As two major corruption cases became the main headlines in Iran this week, the minister of economy blamed economic stagnation on “Trump’s sanctions.”
Ehsan Khandouzi, speaking to university students, reluctantly admitted that successive administrations have mishandled the economy, but insisted that US sanctions imposed in 2018, wiped out economic growth and “led to today’s high inflation.”
“The sanctions during the Trump era caused the country's economy to decline, and inflation is now the legacy of the sanctions in recent years. These sanctions have affected the purchasing power of households,” Khandouzi insisted.
No one truly knows the real annual inflation rate, since the government stopped issuing periodic reports in 2019, but occasional figures announced by officials show that inflation is above 50 percent, and food prices have increased much faster.
Khandouzi referred to 2011, when he said the national income had reached an all-time high, but he did not mention that skyrocketing oil prices were the reason why the country had disposable income more than a decade ago. In contrast, currently there is not enough foreign currency to import raw materials for producing medications and people must go from pharmacy to pharmacy to find a can of baby formula.
One student asked the minister if “you want to drag everyone into poverty,” to which the minister gave a condescending answer. “When I was a student like you 25 years ago, I was also a critic, but one expects students to ask more sophisticated and analytical questions,” Khandouzi replied. He then went on to tell the students that the ministry of economy has set up a summer school and they are welcome to attend the courses and learn economics.
Meanwhile, the minister admitted that the Islamic Republic in the past 20 years has completely mishandled its banking sector and now several institutions are on the verge of bankruptcy. He also acknowledged that the government is afraid of protests if banks go under, and depositors demand their money. For this reason, the government prefers to dissolve these institutions into the Central Bank of Iran, a strange arrangement for any country.

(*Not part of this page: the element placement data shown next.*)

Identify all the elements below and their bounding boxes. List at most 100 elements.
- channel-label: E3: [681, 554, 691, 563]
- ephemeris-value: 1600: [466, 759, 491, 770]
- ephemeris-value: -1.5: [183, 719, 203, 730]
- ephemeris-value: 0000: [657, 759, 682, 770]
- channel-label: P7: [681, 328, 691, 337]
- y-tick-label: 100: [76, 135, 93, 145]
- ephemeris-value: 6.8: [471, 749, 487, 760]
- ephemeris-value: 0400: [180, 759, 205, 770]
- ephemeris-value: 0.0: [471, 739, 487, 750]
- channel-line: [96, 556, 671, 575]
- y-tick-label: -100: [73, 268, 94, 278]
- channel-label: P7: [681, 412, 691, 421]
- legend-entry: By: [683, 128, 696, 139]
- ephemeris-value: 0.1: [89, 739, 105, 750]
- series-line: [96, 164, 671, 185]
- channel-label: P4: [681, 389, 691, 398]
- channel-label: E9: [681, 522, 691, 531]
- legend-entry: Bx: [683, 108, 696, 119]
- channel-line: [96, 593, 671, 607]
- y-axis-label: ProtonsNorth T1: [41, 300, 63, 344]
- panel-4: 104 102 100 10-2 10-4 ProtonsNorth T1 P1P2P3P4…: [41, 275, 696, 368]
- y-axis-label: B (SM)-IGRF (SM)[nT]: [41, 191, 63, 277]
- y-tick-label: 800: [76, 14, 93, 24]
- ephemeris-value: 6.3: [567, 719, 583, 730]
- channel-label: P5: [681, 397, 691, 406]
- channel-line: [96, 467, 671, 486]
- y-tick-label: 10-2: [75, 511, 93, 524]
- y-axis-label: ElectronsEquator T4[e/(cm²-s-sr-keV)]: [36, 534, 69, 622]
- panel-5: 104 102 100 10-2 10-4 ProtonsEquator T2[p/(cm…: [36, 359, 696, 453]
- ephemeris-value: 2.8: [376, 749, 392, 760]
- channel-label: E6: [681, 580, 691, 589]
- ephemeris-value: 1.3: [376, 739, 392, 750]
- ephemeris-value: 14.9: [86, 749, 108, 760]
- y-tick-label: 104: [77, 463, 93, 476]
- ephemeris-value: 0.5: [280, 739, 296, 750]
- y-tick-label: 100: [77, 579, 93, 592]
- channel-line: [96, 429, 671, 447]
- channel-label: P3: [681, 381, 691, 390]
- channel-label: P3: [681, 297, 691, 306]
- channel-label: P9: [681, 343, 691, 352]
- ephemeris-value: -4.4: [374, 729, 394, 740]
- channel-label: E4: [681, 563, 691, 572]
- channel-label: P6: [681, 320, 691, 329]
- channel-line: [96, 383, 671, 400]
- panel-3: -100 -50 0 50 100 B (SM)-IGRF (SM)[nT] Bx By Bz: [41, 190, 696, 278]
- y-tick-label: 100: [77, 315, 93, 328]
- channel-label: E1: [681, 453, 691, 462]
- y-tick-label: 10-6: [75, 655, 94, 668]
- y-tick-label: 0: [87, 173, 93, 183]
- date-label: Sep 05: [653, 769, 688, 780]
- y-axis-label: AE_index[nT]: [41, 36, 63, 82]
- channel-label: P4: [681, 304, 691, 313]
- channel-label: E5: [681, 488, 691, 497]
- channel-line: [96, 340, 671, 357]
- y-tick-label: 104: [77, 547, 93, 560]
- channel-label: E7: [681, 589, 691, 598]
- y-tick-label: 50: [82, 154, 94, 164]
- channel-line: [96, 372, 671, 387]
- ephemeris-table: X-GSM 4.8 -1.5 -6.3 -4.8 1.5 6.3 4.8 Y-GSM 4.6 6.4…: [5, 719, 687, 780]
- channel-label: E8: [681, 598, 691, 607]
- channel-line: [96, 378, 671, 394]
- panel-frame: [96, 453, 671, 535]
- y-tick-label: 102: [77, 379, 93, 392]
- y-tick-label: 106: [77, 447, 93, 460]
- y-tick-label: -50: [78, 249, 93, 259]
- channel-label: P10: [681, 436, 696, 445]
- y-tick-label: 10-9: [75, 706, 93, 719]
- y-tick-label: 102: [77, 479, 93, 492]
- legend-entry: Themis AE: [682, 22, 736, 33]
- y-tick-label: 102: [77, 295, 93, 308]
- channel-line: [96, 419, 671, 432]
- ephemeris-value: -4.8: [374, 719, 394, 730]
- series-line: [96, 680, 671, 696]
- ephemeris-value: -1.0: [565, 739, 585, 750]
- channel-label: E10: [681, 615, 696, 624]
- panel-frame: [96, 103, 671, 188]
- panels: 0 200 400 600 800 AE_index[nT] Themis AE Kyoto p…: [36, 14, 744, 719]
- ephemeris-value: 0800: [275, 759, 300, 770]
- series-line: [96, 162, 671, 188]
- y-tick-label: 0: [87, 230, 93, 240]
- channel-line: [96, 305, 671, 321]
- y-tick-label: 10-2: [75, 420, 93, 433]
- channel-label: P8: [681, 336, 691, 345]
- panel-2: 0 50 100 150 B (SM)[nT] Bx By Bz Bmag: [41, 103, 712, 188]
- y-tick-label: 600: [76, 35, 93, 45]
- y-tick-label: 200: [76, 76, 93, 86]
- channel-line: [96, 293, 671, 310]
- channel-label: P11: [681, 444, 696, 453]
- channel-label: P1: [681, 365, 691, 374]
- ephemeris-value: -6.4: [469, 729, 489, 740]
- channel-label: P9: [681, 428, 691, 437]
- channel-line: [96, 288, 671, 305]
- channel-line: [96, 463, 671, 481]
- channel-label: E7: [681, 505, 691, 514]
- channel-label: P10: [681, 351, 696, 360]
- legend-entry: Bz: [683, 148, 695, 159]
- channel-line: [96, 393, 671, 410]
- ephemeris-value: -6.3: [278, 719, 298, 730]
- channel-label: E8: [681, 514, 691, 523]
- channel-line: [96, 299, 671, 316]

However, Khandouzi did not mention that there no true private sector banks in Iran. The so-called non-governmental banks are in fact institutions set up by public entities or by regime insiders who have political influence and therefore have immunity from supervision.
Insider dealings became once again public scandals this week. A company dealing with tea imports misused up to $3.5 billion it received from the government at preferential rate of exchange. Instead of importing tea and machinery as expected, the company sold dollars on the open market at much higher rates. Despite pledges by top officials to investigate and address the fraud, so far, no prominent person has been detained. Some local media outlets say that without the complicity of top officials such a fraud would not have been possible.
At the same time, members of Tehran’s municipal council are asking about more than $300 in city revenues that has “disappeared”, meaning there is no trace of the money in budget allocations. This is a substantial sum of money in Iran, equaling 170 trillion rials.
The minister of economy did not address the corruption scandals during his meeting with the students. He tried to argue that the economy has improved in the past two years during the reign of hardliners. President Ebrahim Raisi also presented rosy figures to parliament earlier this week. One lawmaker commented after the meeting that “The president seemed to be talking about a different country.”